It is becoming more and more apparent that there is an invisible web of energy tying us all together. This Web of energy is talked about in books such as “The Field” by Lynne McTaggart, “What You Can Feel You Can Heal,” by John Gray, “The Celestine Prophecy” by James Redfield, and already movies like “The Secret” and “What the Bleep Do We Know.”
We know that we are affected by unseen forces. For example, we don’t see the wind or the air we breathe. We don’t see viruses in the air, or bacteria on our food. Similarly we don’t see the invisible thread of energy that goes between ourselves and those we relate with on a daily basis.
I began understanding the psychic connection between people about ten years ago although I’ve known about it on some level most of my life.
I was on a massage table having some energy work done and my therapist said there were so many psychic chords attached to me that he needed to get out the lawn mower. It was a sort of joke between us. typically when one performs a chord cutting exercise he uses an imaginary sword or scissors.
Right as the energy worker went over my psychic energy field with the lawn mower my narcissistic boyfriend jumped up from the waiting room he was in and came running in angry and disoriented. The next day another emotionally vampiric ex-boyfriend contacted me by Email and so did his ex-wife, and his daughter. I was amazed at the strength of this rather simple course of action. Those who had been disconnected felt me on some level and made contact with me in effort to re-connect.
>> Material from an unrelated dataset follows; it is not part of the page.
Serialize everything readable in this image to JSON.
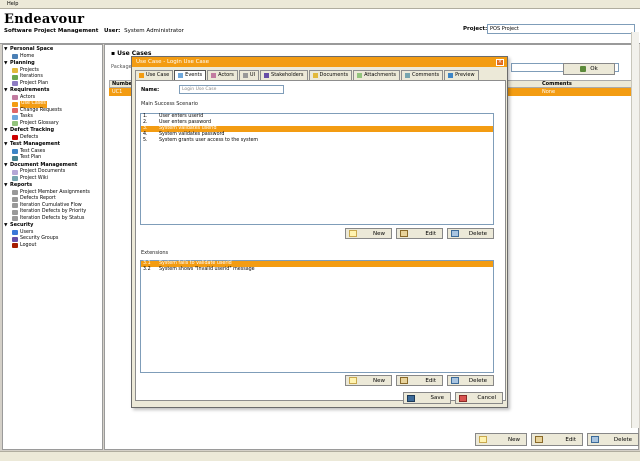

Earlier that same month a woman, who could see energy, saw a hose like chord going from me to my boyfriend and said that he was sucking my energy.
As I began studying narcissism and its psychic affects on the victim, I could see the strength those psychic chords had on influencing our reality. I also saw the importance of detaching or severing those chords in order to be free of the continuing psychic affects of that relationship.
I performed a series of chord cutting exercises on myself to break the psychic bonds with my ex-narcissistic boyfriend. I could see how he would re-attach psychically already after six months of not seeing him. This would happen at my weakest moments when I was blaming myself or feeling down about myself in some way. In a sense I would invite the connection back because there was a part of me that wanted it.
Unfortunately the psychic connection between myself and my ex-boyfriend was very unhealthy for me. It resulted in my feeling ineffective, disempowered, obsessive, sad, depressed, tired, and seeing myself as a failure. Severing the psychic chords would restore my strength and sense of confidence in myself.
I realized that by this psychic connection I was taking on everything he had always projected onto me. I was owning his stuff, allowing the dark, murky waters of his emotional reality to flow into my energy field, polluting my reality.
When we harsh the psychic hose that dumps the murky, toxic energy of an unconscious partner or former partner into our energy field, we can begin to see clear water once again. It was pretty clear that this narcissistic individual in my life needed to have someone to dump his repressed emotional toxicity onto in order to feel strong within himself. If he wasn’t dumping on me he would be dumping on someone else.
Once we disconnect those psychic, emotional chords the person who has been borrowing our energy will feel a difference and he may already know, on some level, that something has just happened and it has to do with you. Often the phone will ring, or we will get an email, or he may already show up at the door. This is a time we need to be particularly strong and keep our energy to ourselves.
Sometimes we need to repeat the time of action of cutting the psychic chords several times in order to be completely free of the energy that is draining us. I believe that the time of action always works, already when we don’t feel an immediate difference. The only reason it may not seem to work, for some, is that the they have become so accustomed to the murky energy of the psychic vampire in their life that they invite the chord to reattach.
We get comfortable with what is is familiar and if we have established a pattern with a narcissistic or emotional vampire we have to really understand how to break that connection and change the pattern.
I spoke to a woman who once described the attachment like a grey cloud over her head and she was so used to this cloud that when it was gone she missed it and went seeking the cloud. It was as if having blue skies in her life was unfamiliar and slightly uncomfortable. We get used to our dark clouds and aren’t sure what to do when they are gone. It is the same reason that victims of abuse keep finding people to abuse them. It is familiar and comfortable.
So when you cut those psychic chords you have to be ready and willing to embrace a change in your life. There will be something missing! But character always moves in to fill a void in our lives. Be prepared to accept something better. Invite something better into your life. Invite love, light and positive energy. It may take a while to get used to how this feels in your energy field, but once you adapt to it, you will be glad you put out the invitation.